Great! I have my tie to Ireland, I’ll send out a quick message over Facebook and Twitter, oh, but hold on, there’s another email. “HENRI!!!! His Fish Basket boy was done in Ireland, and he’s known for his portraits of Irish children.” Really, Robert Henri? But, I thought he was known for his works in New York? And here the flood gates open, “Well, I thought it was from NYC too, until Rachel Trinkley turned in her essay on the painting. Excerpts below:
Robert Henri likely painted The Fish Basket during one of his extended stays in Ireland in the 1920s. Henri and his wife Marjorie, an emigrant, first took an extended visit to the country in 1913. They returned nearly ten years later, in 1924, at which point the couple purchased Corrymore House on Achill Island, County Mayo, off the northwest coast of the mainland. Here, Henri spent a series of springs and summers depicting “…the Irish peasant, whose love, poetry, simplicity, and humor have enriched my existence, just as completely as though each of these people were of my own country and my own hearthstone.”
Fish Basket portrays a young boy with dark piercing eyes staring directly out from the picture, his rosy, vibrant complexion and protruding ears contrasting against the muddied background and dark palette of his clothes.

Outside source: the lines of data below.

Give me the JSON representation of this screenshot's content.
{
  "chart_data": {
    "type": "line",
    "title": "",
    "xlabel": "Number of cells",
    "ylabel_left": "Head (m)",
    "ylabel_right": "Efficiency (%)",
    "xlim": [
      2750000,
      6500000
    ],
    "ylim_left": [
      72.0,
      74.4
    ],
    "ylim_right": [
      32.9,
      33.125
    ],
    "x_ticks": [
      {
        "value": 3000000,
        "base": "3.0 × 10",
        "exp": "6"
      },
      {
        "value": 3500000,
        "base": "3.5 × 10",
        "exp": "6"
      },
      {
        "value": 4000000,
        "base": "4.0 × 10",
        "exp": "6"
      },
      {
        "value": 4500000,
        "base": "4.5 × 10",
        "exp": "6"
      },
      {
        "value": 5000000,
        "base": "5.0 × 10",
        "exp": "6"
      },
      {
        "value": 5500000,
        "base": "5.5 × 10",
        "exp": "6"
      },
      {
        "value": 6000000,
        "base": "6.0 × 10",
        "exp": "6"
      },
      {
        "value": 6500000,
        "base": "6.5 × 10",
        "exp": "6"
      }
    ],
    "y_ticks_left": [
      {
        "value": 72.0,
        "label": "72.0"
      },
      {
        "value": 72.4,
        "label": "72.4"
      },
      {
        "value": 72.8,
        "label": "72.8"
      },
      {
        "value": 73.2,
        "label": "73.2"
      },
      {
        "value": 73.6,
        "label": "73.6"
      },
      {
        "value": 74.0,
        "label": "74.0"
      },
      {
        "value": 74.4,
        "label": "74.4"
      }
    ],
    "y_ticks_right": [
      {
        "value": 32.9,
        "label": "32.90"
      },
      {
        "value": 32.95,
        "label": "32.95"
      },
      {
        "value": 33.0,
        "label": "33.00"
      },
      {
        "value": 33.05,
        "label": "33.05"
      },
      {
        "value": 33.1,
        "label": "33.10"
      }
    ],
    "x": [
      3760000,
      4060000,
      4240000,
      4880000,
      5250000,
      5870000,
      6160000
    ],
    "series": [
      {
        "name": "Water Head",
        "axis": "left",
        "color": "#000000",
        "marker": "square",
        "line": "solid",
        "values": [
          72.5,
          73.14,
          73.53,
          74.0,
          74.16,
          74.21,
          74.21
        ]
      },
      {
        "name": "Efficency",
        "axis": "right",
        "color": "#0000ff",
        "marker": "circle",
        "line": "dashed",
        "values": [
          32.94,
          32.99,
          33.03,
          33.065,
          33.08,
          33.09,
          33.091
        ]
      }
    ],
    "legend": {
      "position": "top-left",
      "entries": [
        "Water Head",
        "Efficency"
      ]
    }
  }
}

The boy holds a basket in his lap for collecting fish, his source of income.
Residents happily make the trek to Henri’s studio; he painted nearly 140 portraits during his time on the island. Such shared love is felt in Henri’s portraits. There is a vitality and energy present in the application of paint and in the matter-of-fact stares of the individuals. The portraits resonate emotionally with viewers; it is easy to like them. Henri advocated the importance of emotions in The Art Spirit, the consummate teacher’s publication that, part-manual, part-manifesto, is still in print today. “The man who wants to produce art must have the emotional side first,” wrote Henri.“The pictures which do not represent an intense interest cannot expect to create an intense interest.”